At some point in time, business owners conclude they have to get global. Going global is an obvious decision for businesses that reached an advanced growth in their origin countries. Selling overseas expands a company’s reach and portfolio. Hot markets like China, South America, and the Middle East are attraction points for business owners because of the fast growth and impressive potential they have.
It’s not surprising business owners across the world take into account expanding their establishments in high-interest regions.
#1. Fully Understand the Reasons Behind Your Expansion
While you know the obvious reasons why you want to enter a new market, think of what makes you think your products have a global reach. If you don’t have a clear reason why you believe in your company’s international success, it’s unlikely to succeed overseas. If you’re unsure why you want to expand, better avoid the move altogether.
If you choose to grow only because your home market has become stagnant doesn’t guarantee international success. After all, this might be the case with other regions of the world as well.
If you already have a foreign customer base, you have to clearly identify where it is concentrated, and how you plan to grow it furthermore. Identifying the underlying reasons for your expansion will allow you to design a clear, on-point market entry strategy and will ensure that you set the right expectations when doing so.
It will not only help you set the right level of expectations for yourself, but also for stakeholders and company teams and departments.
Follow the example of affluent investors like Dorian Barak, a private equity investor and fund manager focused on China, Israel, and other emerging markets. Choose a few large enterprises in your field and study their moves and expansion strategies. At what point in their activity did they choose to go global? What partnerships did they establish? Did they take this strategic decision while the target market was undergoing interesting changes?
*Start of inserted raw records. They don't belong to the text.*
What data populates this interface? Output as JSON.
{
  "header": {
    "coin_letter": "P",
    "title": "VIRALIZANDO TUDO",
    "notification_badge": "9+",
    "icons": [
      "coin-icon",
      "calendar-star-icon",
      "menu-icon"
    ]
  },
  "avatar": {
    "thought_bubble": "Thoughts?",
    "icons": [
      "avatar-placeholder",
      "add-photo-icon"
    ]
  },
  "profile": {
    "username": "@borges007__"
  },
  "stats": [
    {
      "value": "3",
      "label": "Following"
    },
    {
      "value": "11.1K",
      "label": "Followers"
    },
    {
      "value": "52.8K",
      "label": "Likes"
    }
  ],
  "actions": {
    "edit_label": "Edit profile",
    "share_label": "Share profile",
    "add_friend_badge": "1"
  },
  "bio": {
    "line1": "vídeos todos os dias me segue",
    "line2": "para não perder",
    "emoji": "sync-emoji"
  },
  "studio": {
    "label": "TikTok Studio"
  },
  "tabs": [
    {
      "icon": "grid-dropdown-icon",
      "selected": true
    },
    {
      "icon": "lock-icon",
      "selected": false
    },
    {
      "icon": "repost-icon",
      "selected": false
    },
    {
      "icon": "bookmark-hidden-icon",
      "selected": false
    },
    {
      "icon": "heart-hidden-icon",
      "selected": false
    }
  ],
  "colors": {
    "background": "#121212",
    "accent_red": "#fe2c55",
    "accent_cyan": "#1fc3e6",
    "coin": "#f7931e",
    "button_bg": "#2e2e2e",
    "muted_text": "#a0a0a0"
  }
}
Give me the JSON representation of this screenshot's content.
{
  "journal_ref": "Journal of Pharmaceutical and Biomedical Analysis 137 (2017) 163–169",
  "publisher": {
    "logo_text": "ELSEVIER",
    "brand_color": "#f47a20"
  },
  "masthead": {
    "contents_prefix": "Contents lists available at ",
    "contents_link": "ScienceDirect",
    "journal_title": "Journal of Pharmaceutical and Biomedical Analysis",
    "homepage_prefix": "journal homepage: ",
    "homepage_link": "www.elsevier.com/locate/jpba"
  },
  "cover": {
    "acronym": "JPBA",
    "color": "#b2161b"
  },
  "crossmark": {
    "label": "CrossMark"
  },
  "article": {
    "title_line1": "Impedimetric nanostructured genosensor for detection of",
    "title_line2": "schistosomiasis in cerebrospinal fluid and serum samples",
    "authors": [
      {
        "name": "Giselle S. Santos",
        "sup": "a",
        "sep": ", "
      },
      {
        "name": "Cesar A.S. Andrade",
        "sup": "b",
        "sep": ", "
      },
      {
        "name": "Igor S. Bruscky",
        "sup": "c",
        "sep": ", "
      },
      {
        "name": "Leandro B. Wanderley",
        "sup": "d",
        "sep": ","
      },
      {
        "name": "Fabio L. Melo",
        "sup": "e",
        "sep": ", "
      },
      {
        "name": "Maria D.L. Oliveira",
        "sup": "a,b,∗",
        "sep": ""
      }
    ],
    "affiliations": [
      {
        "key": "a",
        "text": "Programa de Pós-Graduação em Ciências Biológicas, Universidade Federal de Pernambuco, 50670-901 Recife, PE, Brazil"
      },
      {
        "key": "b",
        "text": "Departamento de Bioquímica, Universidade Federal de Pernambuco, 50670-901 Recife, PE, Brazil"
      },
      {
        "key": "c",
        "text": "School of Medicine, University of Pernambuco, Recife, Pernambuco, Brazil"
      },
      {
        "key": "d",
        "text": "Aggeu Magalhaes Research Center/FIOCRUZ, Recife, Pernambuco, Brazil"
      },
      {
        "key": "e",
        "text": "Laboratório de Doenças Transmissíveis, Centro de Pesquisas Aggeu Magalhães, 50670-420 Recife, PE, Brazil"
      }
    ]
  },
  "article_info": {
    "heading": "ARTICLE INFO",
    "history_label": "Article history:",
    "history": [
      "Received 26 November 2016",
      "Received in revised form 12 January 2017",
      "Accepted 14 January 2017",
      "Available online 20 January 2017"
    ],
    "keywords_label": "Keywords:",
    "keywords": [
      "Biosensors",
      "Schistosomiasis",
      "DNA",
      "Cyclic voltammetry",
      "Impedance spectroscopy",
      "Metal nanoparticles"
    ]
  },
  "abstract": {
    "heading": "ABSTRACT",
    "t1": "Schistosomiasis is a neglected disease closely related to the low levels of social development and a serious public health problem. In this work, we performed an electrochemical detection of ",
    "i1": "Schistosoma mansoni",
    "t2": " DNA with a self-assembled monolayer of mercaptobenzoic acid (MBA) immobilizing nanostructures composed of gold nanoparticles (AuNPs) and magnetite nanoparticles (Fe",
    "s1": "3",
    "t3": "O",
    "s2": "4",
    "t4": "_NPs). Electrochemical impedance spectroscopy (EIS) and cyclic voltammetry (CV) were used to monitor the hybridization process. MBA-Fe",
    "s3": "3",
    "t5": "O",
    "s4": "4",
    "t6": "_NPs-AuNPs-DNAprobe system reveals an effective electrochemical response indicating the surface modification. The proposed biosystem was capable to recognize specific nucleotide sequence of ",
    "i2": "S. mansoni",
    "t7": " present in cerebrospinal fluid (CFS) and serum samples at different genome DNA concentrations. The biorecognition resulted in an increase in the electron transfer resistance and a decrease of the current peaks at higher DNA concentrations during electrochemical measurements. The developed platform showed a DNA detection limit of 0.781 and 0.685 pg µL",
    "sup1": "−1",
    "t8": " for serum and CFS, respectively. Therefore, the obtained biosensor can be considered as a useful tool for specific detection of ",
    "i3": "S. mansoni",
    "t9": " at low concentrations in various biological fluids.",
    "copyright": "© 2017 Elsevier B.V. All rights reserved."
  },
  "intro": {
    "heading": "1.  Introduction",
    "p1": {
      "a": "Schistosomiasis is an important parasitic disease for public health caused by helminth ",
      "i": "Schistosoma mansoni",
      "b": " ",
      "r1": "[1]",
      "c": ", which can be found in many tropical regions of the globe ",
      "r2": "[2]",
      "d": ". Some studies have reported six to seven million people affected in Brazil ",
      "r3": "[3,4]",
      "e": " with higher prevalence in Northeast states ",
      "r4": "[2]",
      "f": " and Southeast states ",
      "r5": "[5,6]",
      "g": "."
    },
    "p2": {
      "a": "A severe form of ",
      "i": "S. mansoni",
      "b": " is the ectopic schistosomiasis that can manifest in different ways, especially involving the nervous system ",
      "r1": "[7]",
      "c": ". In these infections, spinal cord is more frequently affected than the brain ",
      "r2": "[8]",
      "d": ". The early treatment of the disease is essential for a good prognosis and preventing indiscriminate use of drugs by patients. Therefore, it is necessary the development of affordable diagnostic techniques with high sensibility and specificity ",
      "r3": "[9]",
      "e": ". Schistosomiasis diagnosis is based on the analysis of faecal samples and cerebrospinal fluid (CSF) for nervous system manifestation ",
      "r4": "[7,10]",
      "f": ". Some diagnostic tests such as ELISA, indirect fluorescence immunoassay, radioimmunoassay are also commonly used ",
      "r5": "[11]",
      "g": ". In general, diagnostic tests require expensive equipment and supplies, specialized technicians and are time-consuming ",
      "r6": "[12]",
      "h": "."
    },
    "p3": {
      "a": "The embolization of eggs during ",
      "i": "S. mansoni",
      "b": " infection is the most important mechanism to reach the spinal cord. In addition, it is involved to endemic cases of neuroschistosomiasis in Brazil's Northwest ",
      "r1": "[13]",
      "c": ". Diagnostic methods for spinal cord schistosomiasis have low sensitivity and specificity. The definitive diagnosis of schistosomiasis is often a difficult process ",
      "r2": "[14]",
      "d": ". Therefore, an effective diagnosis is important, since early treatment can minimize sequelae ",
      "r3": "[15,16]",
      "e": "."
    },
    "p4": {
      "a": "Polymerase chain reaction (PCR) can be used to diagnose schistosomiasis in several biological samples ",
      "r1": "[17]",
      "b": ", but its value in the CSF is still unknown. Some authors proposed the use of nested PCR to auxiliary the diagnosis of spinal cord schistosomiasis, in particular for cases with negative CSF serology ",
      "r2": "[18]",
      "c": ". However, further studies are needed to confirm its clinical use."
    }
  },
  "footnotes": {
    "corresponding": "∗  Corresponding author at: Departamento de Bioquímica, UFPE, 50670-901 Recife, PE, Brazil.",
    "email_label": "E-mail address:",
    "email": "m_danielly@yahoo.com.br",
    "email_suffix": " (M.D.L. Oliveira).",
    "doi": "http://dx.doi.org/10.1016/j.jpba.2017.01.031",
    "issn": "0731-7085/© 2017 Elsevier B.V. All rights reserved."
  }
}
#2. Research the Target Market
There are numerous variables that influence your company’s success abroad, and local culture is one of those. Apart from coordinates such as language, and currency, you have to research what the local culture is responsive to, depending on the market you plan to enter. You have to research shopping patterns, and you need to tailor adequate services and products meeting those. You have to incorporate local payment services and work on your customer support. Be mindful of time zone differences and ensure that your customer support hours meet those.
Try to understand how can you keep your business functional overseas, without changing your operations completely. In this regard, surveys and research actions will help you prevent the implementation of too many processes and internal confusion.
Besides, entrepreneurs should survey potential customers and get in touch with vendors in the foreign country and see how they do business, to what their customers are the most and least responsive, and how they manage customer support operations.
#3. Design a Realistic Plan of Action
Without a realistic plan of action and realistic goals to back it up, you are very likely to lose money and time. In the case of international expansion, one of the most difficult parts of creating a realistic strategy is counting in all possible variables. Unexpected events and situations might also appear, so you want to count those in, in your expansion strategy as well.
Considering the number of unexpected situations that might appear in the process, it’s advisable to have several backup plans, just as good as the initial strategy.
Have alternate budget strategies, applicable in situations of overpassing the expected expenses, and be flexible when redefining goals becomes necessary.
#4. Adapt Your Marketing Strategy
A good marketing strategy that corresponds with the local culture will turn you into a market star. There are numerous strategies you can try, and some of those are strategies you would expect to see suggested everywhere. However, some strategies are not as debated and popular.
For instance, Dorian Barak is not only a reputable private equity investor and fund manager but also a reputable author. He publishes articles on Israeli-China investments and market developments in said areas. His articles are popular in the niche since he is a strong voice on investments and market evolution.
You can also start collaborating with websites and publications in your target market and write informational and highly-researched articles in your niche. This is an incredibly effective marketing strategy. In some cases, you can find it referred to as guest blogging. Ensure that you find reputable websites and publications where to publish your opinions and writings.
#5. Understand Compliance
Being ethical when doing business is a global business mantra. The rules of the game don’t change, depending on the market. However, laws and regulations, do. There are different regulatory organisms and different laws governing business, from country to country. Before the grand opening, ensure your company is up to date and following all laws and regulations applicable in the target market.
A thorough understanding of laws, import-export restrictions, corporate compliance, liability regulations will make the transition smoother.
Understanding compliance and regulations will also allow you to compare the advantages and benefits of penetrating new markets, as opposed to costs.
When looking into compliance matters, you will also get a more detailed outlook on the market’s technological maturity. Some countries are still heavily-reliant on paperwork and bureaucracy. If you come from technologically-advanced countries, this will come as an unpleasant surprise. For many, bureaucracy is a sign of regression and low levels of functionality of the system. On the other hand, you will find the technologically-developed countries a pleasant prospect if you come from countries relying heavily on paperwork and difficult processes.
Markets like Israel and China become increasingly appealing for business owners and investors from different corners of the world. According to the 2018 World Investment Report published by UNCTAD, China is the world’s second largest FDI recipient. The country is a location with increased investment attractiveness, multinationals, and start-up flocking here to open businesses and explore new market opportunities. But being mindful of the entire process plays a decisive role in the success of your company.